Yale hosted about a dozen different case competition teams. The one Julia joined included a former army officer, a think tank researcher, the director of a health education nonprofit, and a refugee program manager. Unlike her study group, everyone was from different backgrounds. From the start, though, they all clicked. Each time a new case arrived, the team would gather in the library and dive into action, spending hours brainstorming options, assigning research duties, and divvying up writing assignments. Then they would meet again and again and again. “One of the best cases we did was about Yale itself,” Julia said. “There had always been a student-run snack store, but the university was taking over food sales, and so the business school sponsored a cont
est to overhaul the shop.
“We met every night for a week. I thought we should fill the shop with nap pods, and someone else said it should become a game room, and there was also some kind of clothing swap idea. We had lots of crazy ideas.” No one ever shot down a suggestion, not even the nap pods. Julia’s study group, as part of their class assignments, had also engaged in a fair amount of brainstorming, “but if I had ever mentioned something like a nap pod, somebody would have rolled their eyes and come up with fifteen reasons why it was a dumb idea. And it was a dumb idea. But my case team loved it. We always loved each other’s dumb ideas. We spent an hour figuring out how nap pods could make money by selling accessories like earplugs.”
Eventually, Julia’s case team settled on the idea of converting the student shop into a micro-gym with a handful of exercise classes and a few workout machines. They spent weeks researching pricing models and contacting equipment manufacturers. They won the competition and the micro-gym exists today. That same year, Julia’s case team spent another month studying ways for a chain of eco-friendly convenience stores to expand into North Carolina. “We must have analyzed two dozen plans,” she said. “A lot of them turned out not to make any sense.” When the team traveled to Portland, Oregon, to present their final suggestion—a slow-growth approach that emphasized the chain’s healthy food options—they placed first in the nation.

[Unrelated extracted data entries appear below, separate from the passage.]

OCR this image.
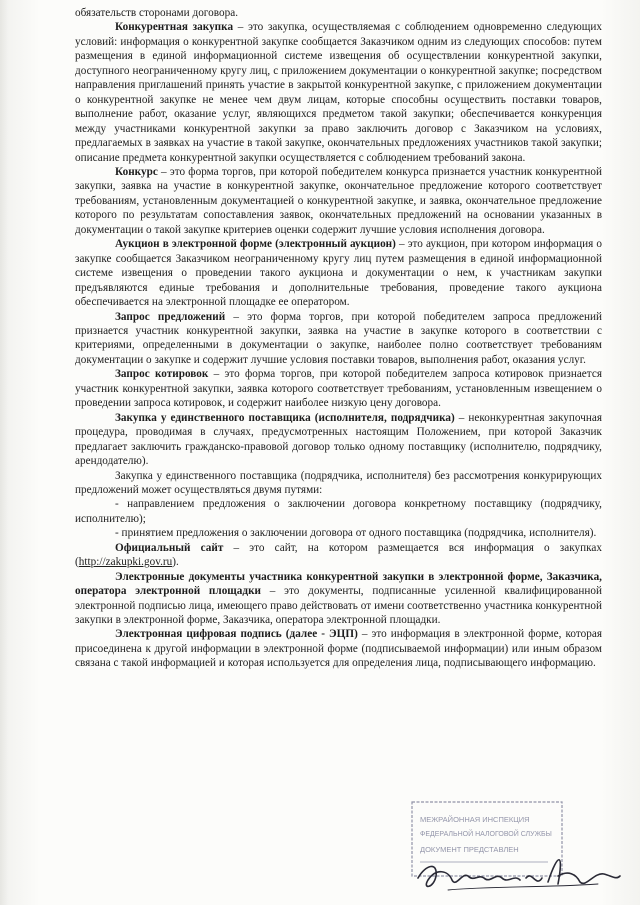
обязательств сторонами договора.

Конкурентная закупка – это закупка, осуществляемая с соблюдением одновременно следующих условий: информация о конкурентной закупке сообщается Заказчиком одним из следующих способов: путем размещения в единой информационной системе извещения об осуществлении конкурентной закупки, доступного неограниченному кругу лиц, с приложением документации о конкурентной закупке; посредством направления приглашений принять участие в закрытой конкурентной закупке, с приложением документации о конкурентной закупке не менее чем двум лицам, которые способны осуществить поставки товаров, выполнение работ, оказание услуг, являющихся предметом такой закупки; обеспечивается конкуренция между участниками конкурентной закупки за право заключить договор с Заказчиком на условиях, предлагаемых в заявках на участие в такой закупке, окончательных предложениях участников такой закупки; описание предмета конкурентной закупки осуществляется с соблюдением требований закона.

Конкурс – это форма торгов, при которой победителем конкурса признается участник конкурентной закупки, заявка на участие в конкурентной закупке, окончательное предложение которого соответствует требованиям, установленным документацией о конкурентной закупке, и заявка, окончательное предложение которого по результатам сопоставления заявок, окончательных предложений на основании указанных в документации о такой закупке критериев оценки содержит лучшие условия исполнения договора.

Аукцион в электронной форме (электронный аукцион) – это аукцион, при котором информация о закупке сообщается Заказчиком неограниченному кругу лиц путем размещения в единой информационной системе извещения о проведении такого аукциона и документации о нем, к участникам закупки предъявляются единые требования и дополнительные требования, проведение такого аукциона обеспечивается на электронной площадке ее оператором.

Запрос предложений – это форма торгов, при которой победителем запроса предложений признается участник конкурентной закупки, заявка на участие в закупке которого в соответствии с критериями, определенными в документации о закупке, наиболее полно соответствует требованиям документации о закупке и содержит лучшие условия поставки товаров, выполнения работ, оказания услуг.

Запрос котировок – это форма торгов, при которой победителем запроса котировок признается участник конкурентной закупки, заявка которого соответствует требованиям, установленным извещением о проведении запроса котировок, и содержит наиболее низкую цену договора.

Закупка у единственного поставщика (исполнителя, подрядчика) – неконкурентная закупочная процедура, проводимая в случаях, предусмотренных настоящим Положением, при которой Заказчик предлагает заключить гражданско-правовой договор только одному поставщику (исполнителю, подрядчику, арендодателю).

Закупка у единственного поставщика (подрядчика, исполнителя) без рассмотрения конкурирующих предложений может осуществляться двумя путями:

- направлением предложения о заключении договора конкретному поставщику (подрядчику, исполнителю);

- принятием предложения о заключении договора от одного поставщика (подрядчика, исполнителя).

Официальный сайт – это сайт, на котором размещается вся информация о закупках (http://zakupki.gov.ru).

Электронные документы участника конкурентной закупки в электронной форме, Заказчика, оператора электронной площадки – это документы, подписанные усиленной квалифицированной электронной подписью лица, имеющего право действовать от имени соответственно участника конкурентной закупки в электронной форме, Заказчика, оператора электронной площадки.

Электронная цифровая подпись (далее - ЭЦП) – это информация в электронной форме, которая присоединена к другой информации в электронной форме (подписываемой информации) или иным образом связана с такой информацией и которая используется для определения лица, подписывающего информацию.

МЕЖРАЙОННАЯ ИНСПЕКЦИЯ
ФЕДЕРАЛЬНОЙ НАЛОГОВОЙ СЛУЖБЫ
ДОКУМЕНТ ПРЕДСТАВЛЕН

Julia’s study group dissolved sometime in her second semester after one person, and then another, and then everyone stopped showing up. The case competition team grew as new students asked if they could join. The core group of five teammates, including Julia, remained involved the entire time they were at Yale. Today, these people are some of her closest friends. They attend one another’s weddings and visit each other when traveling. They call each other for career advice and pass along job leads.